The part most guides skip
Plenty of sales-tax advice covers where you owe tax — nexus, thresholds, the post-Wayfair world. We covered that in sales-tax compliance for growing SMBs. This article is about the next step: once you know you have to collect, how do you actually put tax on an invoice correctly, track what you've collected, and send it to the state?
This is general guidance, not tax advice. Rates, rules, and what's taxable vary by state and locality and change often — confirm specifics with your accountant or your state's department of revenue.
Calculating the right amount
Three things determine the tax on an invoice line:
- Is the item taxable? Most tangible goods are; many services aren't, but some states tax specific services. Resale and certain nonprofit sales are exempt only if you hold a valid exemption certificate — without the certificate on file, you owe the tax in an audit even if the sale was genuinely exempt.
- Which rate applies? In destination-based states (most of them), the rate is set by where the customer takes delivery — and it's usually a stack: state + county + city + special district. A single ZIP can straddle two rates. In origin-based states, it's where you ship from.
- What's the base? Tax is calculated on the taxable subtotal. Watch the order of operations: a discount usually reduces the taxable base, so apply discounts before calculating tax, not after.
A clean formula: tax = (taxable subtotal − taxable discounts) × combined rate, rounded per your state's rounding rule (most round per invoice, some per line).

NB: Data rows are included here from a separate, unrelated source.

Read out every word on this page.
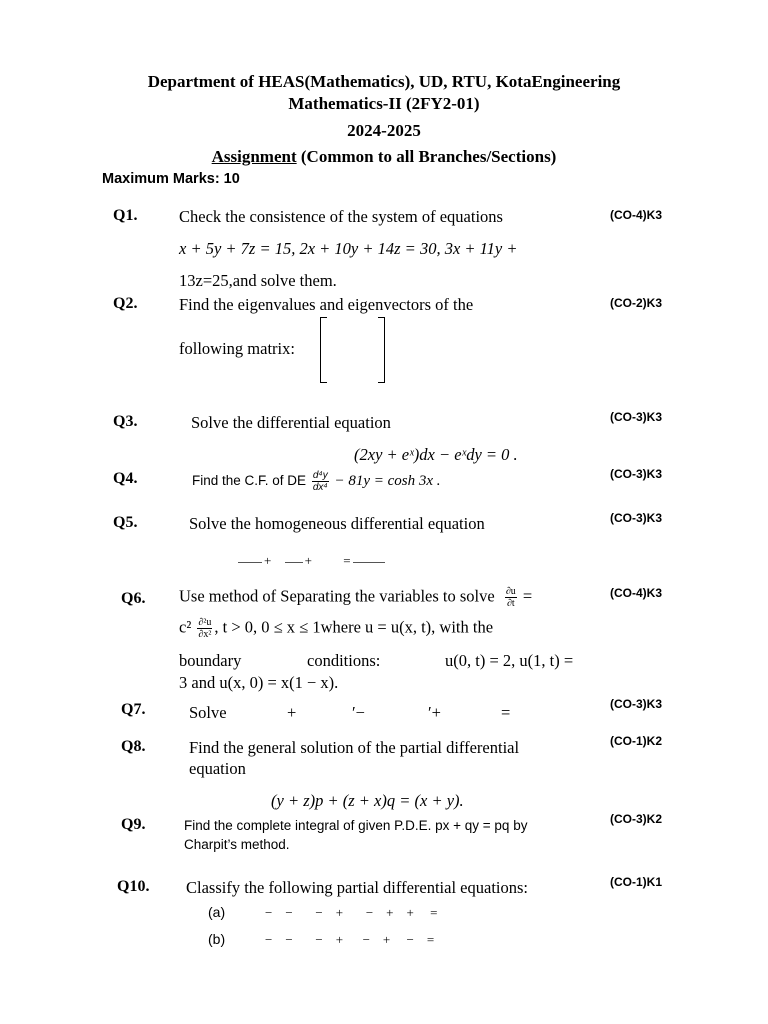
Department of HEAS(Mathematics), UD, RTU, KotaEngineering
Mathematics-II (2FY2-01)
2024-2025
Assignment (Common to all Branches/Sections)
Maximum Marks: 10
Q1.	Check the consistence of the system of equations	(CO-4)K3
x + 5y + 7z = 15, 2x + 10y + 14z = 30, 3x + 11y +
13z=25,and solve them.
Q2.	Find the eigenvalues and eigenvectors of the	(CO-2)K3
following matrix:
Q3.	Solve the differential equation	(CO-3)K3
(2xy + eˣ)dx − eˣdy = 0 .
Q4.	(CO-3)K3
Find the C.F. of DE $\frac{\text{d⁴y}}{\text{dx⁴}} - 81y = \cosh 3x$ .
Q5.	Solve the homogeneous differential equation	(CO-3)K3
+	+ =
Q6.	(CO-4)K3
Use method of Separating the variables to solve $\frac{\partial u}{\partial t}$ =
$c^2 \frac{\text{∂²u}}{\text{∂x²}}$ , t > 0, 0 ≤ x ≤ 1where u = u(x, t), with the
boundary	conditions:	u(0, t) = 2, u(1, t) =
3 and u(x, 0) = x(1 − x).
Q7.	(CO-3)K3
Solve	+	′−	′+	=
Q8.	(CO-1)K2
Find the general solution of the partial differential
equation
(y + z)p + (z + x)q = (x + y).
Q9.	(CO-3)K2
Find the complete integral of given P.D.E. px + qy = pq by
Charpit’s method.
Q10.	(CO-1)K1
Classify the following partial differential equations:
(a)	−    −       −    +       −    +    +     =
(b)	−    −       −    +      −    +     −    =
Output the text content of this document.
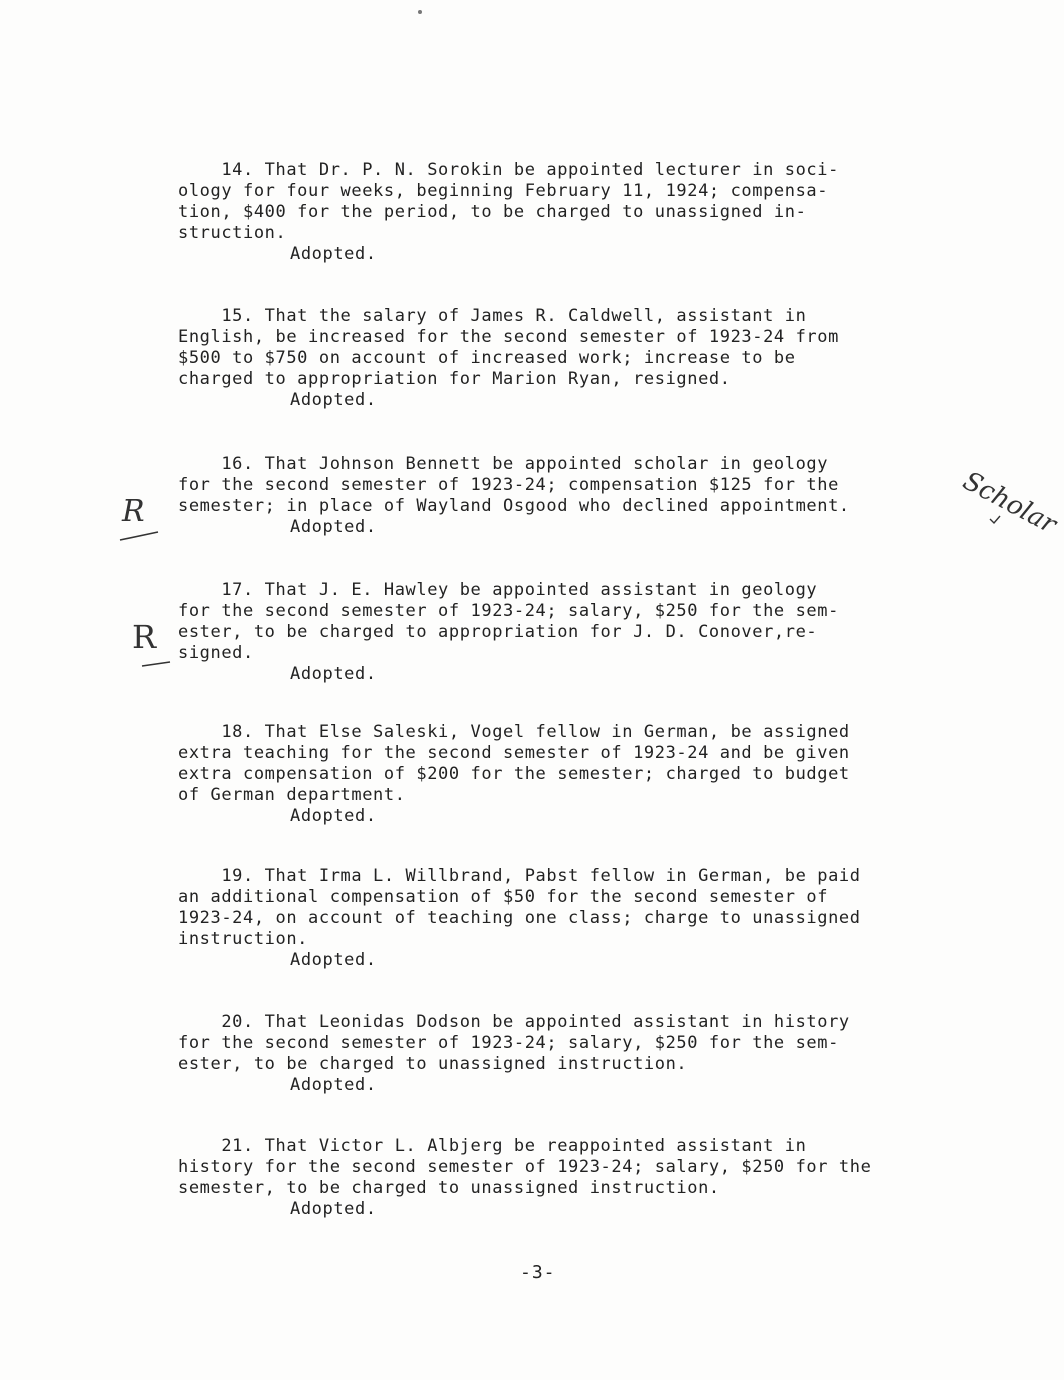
14. That Dr. P. N. Sorokin be appointed lecturer in soci-
ology for four weeks, beginning February 11, 1924; compensa-
tion, $400 for the period, to be charged to unassigned in-
struction.
Adopted.
15. That the salary of James R. Caldwell, assistant in
English, be increased for the second semester of 1923-24 from
$500 to $750 on account of increased work; increase to be
charged to appropriation for Marion Ryan, resigned.
Adopted.
16. That Johnson Bennett be appointed scholar in geology
for the second semester of 1923-24; compensation $125 for the
semester; in place of Wayland Osgood who declined appointment.
Adopted.
17. That J. E. Hawley be appointed assistant in geology
for the second semester of 1923-24; salary, $250 for the sem-
ester, to be charged to appropriation for J. D. Conover,re-
signed.
Adopted.
18. That Else Saleski, Vogel fellow in German, be assigned
extra teaching for the second semester of 1923-24 and be given
extra compensation of $200 for the semester; charged to budget
of German department.
Adopted.
19. That Irma L. Willbrand, Pabst fellow in German, be paid
an additional compensation of $50 for the second semester of
1923-24, on account of teaching one class; charge to unassigned
instruction.
Adopted.
20. That Leonidas Dodson be appointed assistant in history
for the second semester of 1923-24; salary, $250 for the sem-
ester, to be charged to unassigned instruction.
Adopted.
21. That Victor L. Albjerg be reappointed assistant in
history for the second semester of 1923-24; salary, $250 for the
semester, to be charged to unassigned instruction.
Adopted.
-3-
Scholar
R
R
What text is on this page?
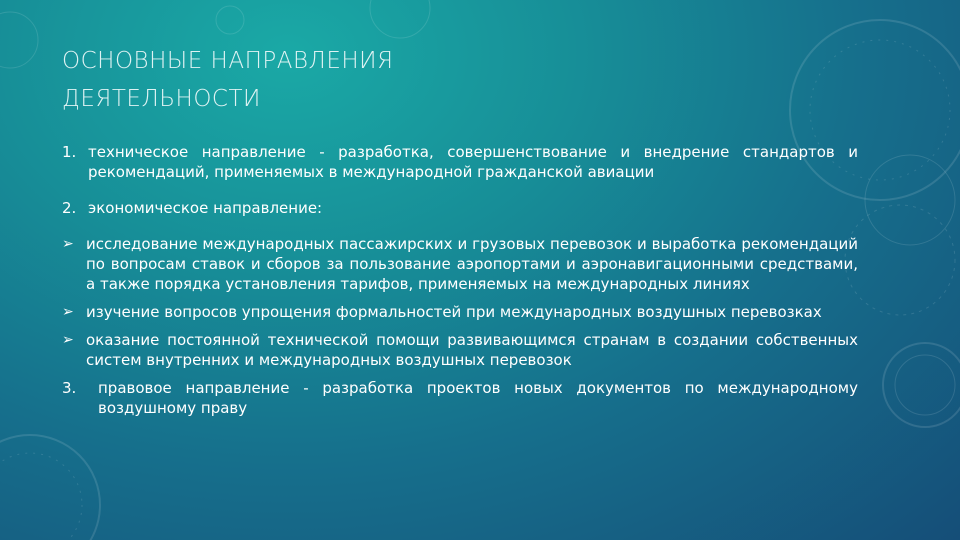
ОСНОВНЫЕ НАПРАВЛЕНИЯ
ДЕЯТЕЛЬНОСТИ

1. техническое направление - разработка, совершенствование и внедрение стандартов и рекомендаций, применяемых в международной гражданской авиации

2. экономическое направление:

➢ исследование международных пассажирских и грузовых перевозок и выработка рекомендаций по вопросам ставок и сборов за пользование аэропортами и аэронавигационными средствами, а также порядка установления тарифов, применяемых на международных линиях

➢ изучение вопросов упрощения формальностей при международных воздушных перевозках

➢ оказание постоянной технической помощи развивающимся странам в создании собственных систем внутренних и международных воздушных перевозок

3. правовое направление - разработка проектов новых документов по международному воздушному праву
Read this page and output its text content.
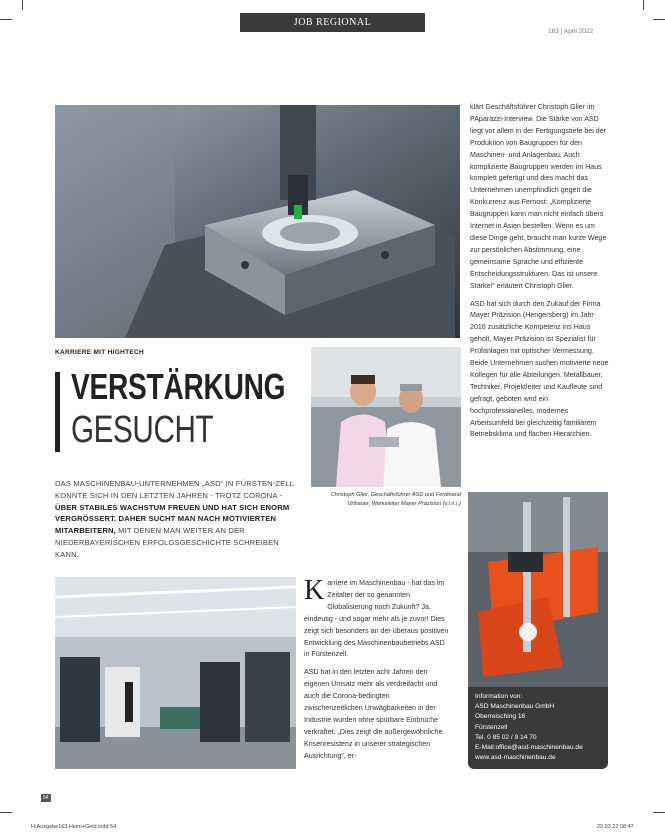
JOB REGIONAL
163 | April 2022
KARRIERE MIT HIGHTECH
VERSTÄRKUNG
GESUCHT
DAS MASCHINENBAU-UNTERNEHMEN „ASD“ IN FÜRSTEN-ZELL KONNTE SICH IN DEN LETZTEN JAHREN - TROTZ CORONA - ÜBER STABILES WACHSTUM FREUEN UND HAT SICH ENORM VERGRÖSSERT. DAHER SUCHT MAN NACH MOTIVIERTEN MITARBEITERN, MIT DENEN MAN WEITER AN DER NIEDERBAYERISCHEN ERFOLGSGESCHICHTE SCHREIBEN KANN.
Christoph Glier, Geschäftsführer ASD und Ferdinand Uribauer, Werksleiter Mayer Präzision (v.l.n.r.)

Karriere im Maschinenbau - hat das im Zeitalter der so genannten Globalisierung noch Zukunft? Ja, eindeutig - und sogar mehr als je zuvor! Dies zeigt sich besonders an der überaus positiven Entwicklung des Maschinenbaubetriebs ASD in Fürstenzell.

ASD hat in den letzten acht Jahren den eigenen Umsatz mehr als verdreifacht und auch die Corona-bedingten zwischenzeitlichen Unwägbarkeiten in der Industrie wurden ohne spürbare Einbrüche verkraftet. „Dies zeigt die außergewöhnliche Krisenresistenz in unserer strategischen Ausrichtung“, er-

klärt Geschäftsführer Christoph Glier im PAparazzi-Interview. Die Stärke von ASD liegt vor allem in der Fertigungstiefe bei der Produktion von Baugruppen für den Maschinen- und Anlagenbau. Auch komplizierte Baugruppen werden im Haus komplett gefertigt und dies macht das Unternehmen unempfindlich gegen die Konkurrenz aus Fernost: „Komplizierte Baugruppen kann man nicht einfach übers Internet in Asien bestellen. Wenn es um diese Dinge geht, braucht man kurze Wege zur persönlichen Abstimmung, eine gemeinsame Sprache und effiziente Entscheidungsstrukturen. Das ist unsere Stärke!“ erläutert Christoph Glier.

ASD hat sich durch den Zukauf der Firma Mayer Präzision (Hengersberg) im Jahr 2016 zusätzliche Kompetenz ins Haus geholt, Mayer Präzision ist Spezialist für Prüfanlagen mit optischer Vermessung. Beide Unternehmen suchen motivierte neue Kollegen für alle Abteilungen. Metallbauer, Techniker, Projektleiter und Kaufleute sind gefragt, geboten wird ein hochprofessionelles, modernes Arbeitsumfeld bei gleichzeitig familiärem Betriebsklima und flachen Hierarchien.

Information von:
ASD Maschinenbau GmbH
Oberreisching 16
Fürstenzell
Tel. 0 85 02 / 9 14 70
E-Mail:office@asd-maschinenbau.de
www.asd-maschinenbau.de
54
H.Ausgabe163.Heim+Geld.indd 54	22.03.22 08:47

Show it on the invoice the right way
Tax handling is also an invoicing-quality issue, and unclear invoices get questioned — the whole point of our invoicing best practices is to leave nothing to dispute. For tax that means:
- A separate, labeled tax line. Never bury tax inside unit prices. Show the taxable subtotal, the tax rate, and the tax amount as their own lines.
- State the rate. "Sales tax (8.25%) — $82.50" answers the question before the customer's AP team asks it.
- Flag exempt sales explicitly. If a sale is exempt, note it ("Exempt — resale certificate on file") so the zero isn't mistaken for an error.
- Show your registration where required. Some states want your sales-tax permit number on the invoice.
The money you collect is not your money
This is the single most important idea: sales tax you collect is held in trust for the state. It is a liability the moment you collect it, not revenue. It should never touch your P&L as income and you should never spend it. Businesses get into real trouble — personal-liability trouble, in many states — by treating collected tax as cash flow and coming up short at filing time.
In your books, collected tax accrues to a sales-tax-payable liability account, and remittance draws it back down. Reconcile collected to remitted every period; a growing gap means something's wrong.
Tracking what you owe each state
If you sell into more than one jurisdiction, the hard part isn't any single invoice — it's knowing the running total per state and period when a filing comes due. Hosting Books has a Sales Tax Liability report that shows exactly how much tax you've collected by state and period, so remittance is a lookup, not a spreadsheet archaeology project. Pair that with disciplined expense and transaction categorization and your filing numbers fall out of the books instead of being reconstructed by hand.
Remitting on time, every time
- Calendar every filing frequency. States assign monthly, quarterly, or annual filing based on volume, and they don't all line up. Missing a deadline is how penalties start.
- File zero returns. Once registered, you usually must file even in periods with no tax due. A skipped "nothing to report" period still triggers a notice.
- Remit from the liability, not from operating cash. If you've kept collected tax segregated (or at least accounted for as a liability), remittance is just moving money you were already holding.
- Reconcile collected vs. remitted each period. The difference should be your outstanding liability, nothing more.
When to get help
Single-state, simple-goods sellers can manage invoice tax by hand. The moment you're collecting across several states, dealing with mixed taxable/exempt catalogs, or selling taxable services, the rules outpace manual tracking fast. At that point a specialist or automation costs far less than the back-taxes and penalties from getting rates, exemptions, or filings wrong. When in doubt, ask your accountant — sales tax is one of the few areas where a small mistake compounds quietly until an audit surfaces it.